Stress accumulation versus shape flattening in frustrated, warped-jigsaw particle assemblies (2204.04184v1)

Abstract: Geometrically frustrated assembly has emerged as an attractive paradigm for understanding and engineering assemblies with self-limiting, finite equilibrium dimensions. We propose and study a novel 2D particle based on a so-called "warped jigsaw" (WJ) shape design: directional bonds in a tapered particle favor curvature along multi-particle rows that frustrate 2D lattice order. We investigate how large-scale intra-assembly stress gradients emerge from the microscopic properties of the particles using a combination of numerical simulation and continuum elasticity. WJ particles can favor anisotropic ribbon assemblies, whose lateral width may be self-limiting depending on the relative strength of cohesive to elastic forces in the assembly, which we show to be controlled by the range of interactions and degree of shape misfit.

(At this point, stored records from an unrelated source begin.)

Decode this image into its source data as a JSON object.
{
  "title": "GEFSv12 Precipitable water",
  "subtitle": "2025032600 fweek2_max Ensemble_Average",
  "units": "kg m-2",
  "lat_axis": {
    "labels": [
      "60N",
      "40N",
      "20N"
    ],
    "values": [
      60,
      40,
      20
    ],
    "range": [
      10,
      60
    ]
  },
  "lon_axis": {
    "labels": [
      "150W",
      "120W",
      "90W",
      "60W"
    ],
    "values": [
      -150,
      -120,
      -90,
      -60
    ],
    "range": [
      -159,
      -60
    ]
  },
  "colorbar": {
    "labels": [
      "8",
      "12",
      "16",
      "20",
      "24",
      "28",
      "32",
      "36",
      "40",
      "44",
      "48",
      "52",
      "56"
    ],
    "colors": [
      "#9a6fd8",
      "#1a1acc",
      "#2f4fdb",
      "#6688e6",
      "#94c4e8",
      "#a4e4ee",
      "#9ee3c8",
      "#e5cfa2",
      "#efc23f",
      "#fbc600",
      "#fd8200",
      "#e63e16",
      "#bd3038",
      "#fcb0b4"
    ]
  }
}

The upper limits of self-limited size are controlled by the crossover between two elastic modes in assembly: the accumulation of shear with increasing width at small widths giving way to unbending of preferred row curvature, permitting assembly to grow to unlimited sizes. We show that the stiffness controlling distinct elastic modes is governed by combination and placement of repulsive and attractive binding regions, providing a means to extend the range of accumulating stress to sizes that are far in excess of the single particle size, which we corroborate via numerical studies of discrete particles of variable interactions. Lastly, we relate the ground-state energetics of the model to lower and upper limits on equilibrium assembly size control set by the fluctuations of width along the ribbon boundary.